Is natural gas storage an analog for geologic CO₂ storage?

Natural gas storage indeed provides another useful analog demonstrating how CO₂ remains trapped after injection. In fact, three trillion cubic feet of natural gas are currently stored in geologic formations as part of the U.S. natural gas storage program. Natural gas is stored by injecting it into geologic storage formations (a combination of deep salt caverns, saline reservoirs and depleted oil fields). Natural gas remains secure until it is accessed as demand requires unlike the permanent storage intended in CCS projects. The first underground natural gas storage facility was established in 1915. The United States maintains 415 natural gas geologic storage facilities and 17,500 wells. These strategic reserves contain over 3 trillion cubic feet of natural gas, routinely managed over the past 25 years. The National Energy Technology Laboratory released a report in 2019 entitled Underground Natural Gas Storage – Analog Studies to Geologic Storage of CO₂ which concludes: “…experience has demonstrated that large volumes of gas can be stored safely underground and over long timeframes when the appropriate best-practices are implemented. Storing CO₂ in subsurface geologic formations at commercial scales should also be feasible if comparable best practices are demonstrated.” The report identifies antiquated well construction as the root of the uncommon, but well-known leakage events which include Aliso Canyon in 2015, illustrating the importance of identification and remedying of abandoned wells, and today’s robust well construction requirements for storage of CO₂.

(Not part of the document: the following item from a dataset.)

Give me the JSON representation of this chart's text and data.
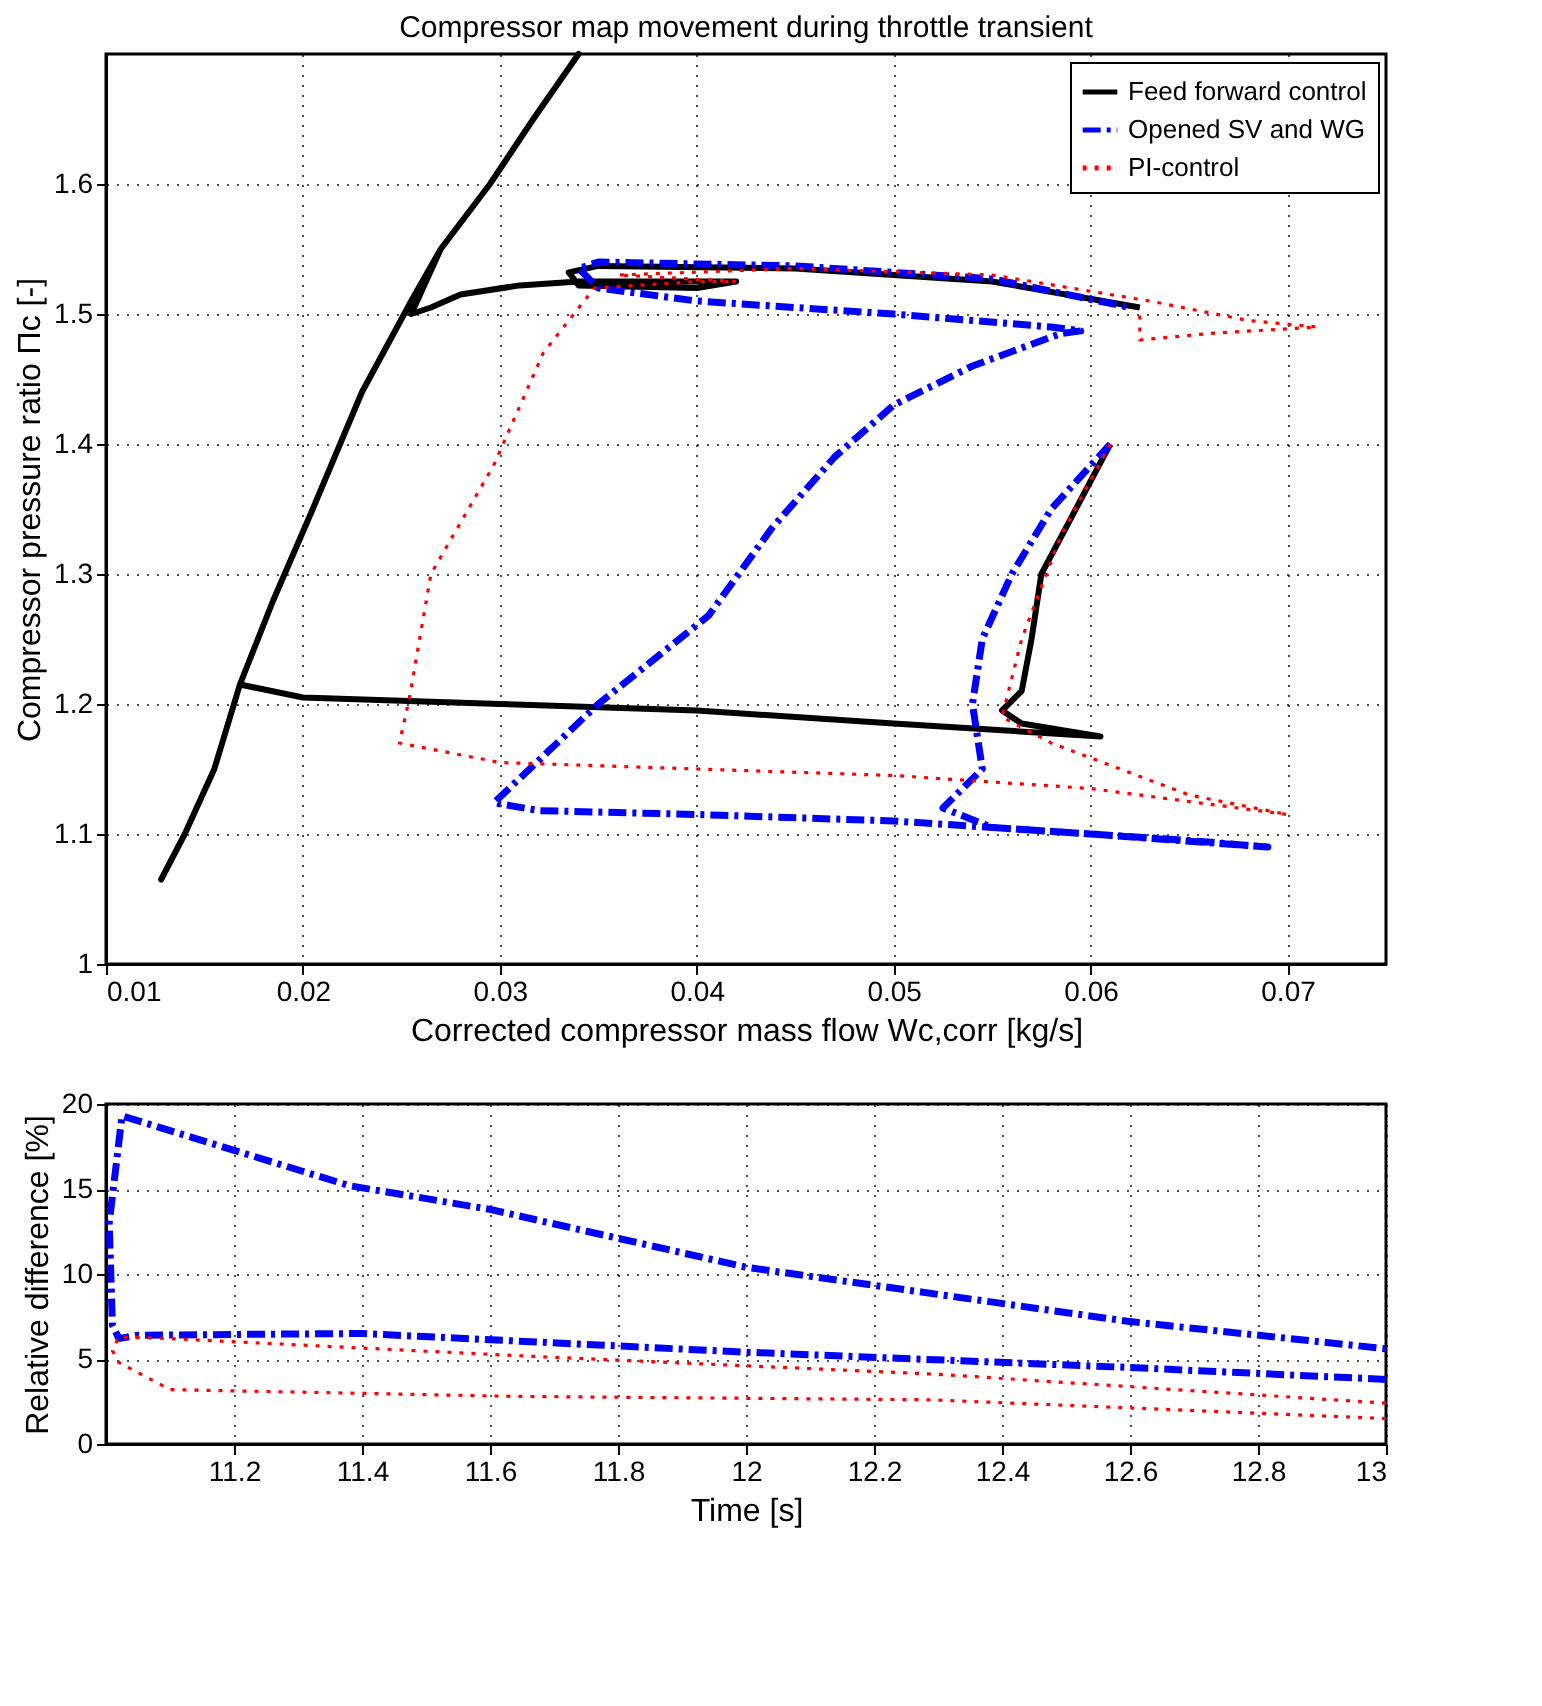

Total NG Storage Field Capacity

Exhibit 2-7 taken from the 2019 NETL report showing natural gas storage facilities throughout the U.S. by type and storage size.


What regulations ensure safe storage?

Drinking water and air pollution regulations in the U.S. ensure that CO₂ storage is permanent. More specifically, two regulations are key to CO₂ security, once it has been injected for sequestration. The first one is the Underground Injection Control (UIC) program, part of the Safe Drinking Water Act (SDWA), that is administered by the EPA’s office of water in cooperation with states. A specific well class was established under that program in 2010 for the purposes of geologic sequestration of CO₂. UIC Class VI includes requirements to identify, via thorough geologic study and injection testing, high-quality, low-risk geologic formations, rigorous construction and mechanical integrity of injection wells, requirements for CO₂ injection (such as limiting injection pressure to 90 percent of the pressure that would fracture the formation and caprock), operational and post injection monitoring and reporting, and site closure requirements. Complementing UIC Class VI is the Clean Air Act’s Greenhouse Gas Reporting program, subpart RR which requires geologic analysis identifying and monitoring any potential leakage pathways to the atmosphere, and annual reporting and accounting. In geologic storage, integrity of the confining or trapping system in the area of elevated pressure or buoyant CO₂ must be proven by assessment of any potential leakage paths, such as flawed existing legacy wells (where storage is in depleted oil fields) or natural conduits such as transmissive fractures or faults.

In sum, the inherent characteristics of rock formation and carbon storage analogs, accompanied by regulatory requirements for planning, injecting, storing and monitoring injected CO₂, strongly suggest that well-sited geologic storage is low risk for the long-term, and is permanent. Project leakage will be a rare exception and limited in magnitude due to what we know about the physics of geologic trapping of injected CO₂, decades of experience with injection of CO₂ and other analogs, and existing regulatory requirements for selecting and operating CO₂ injection and storage sites, including requirements for injection well construction and mechanical integrity. This is the permanence needed to meet CO₂ reduction goals that geologic storage provides offers for captured CO₂ emissions.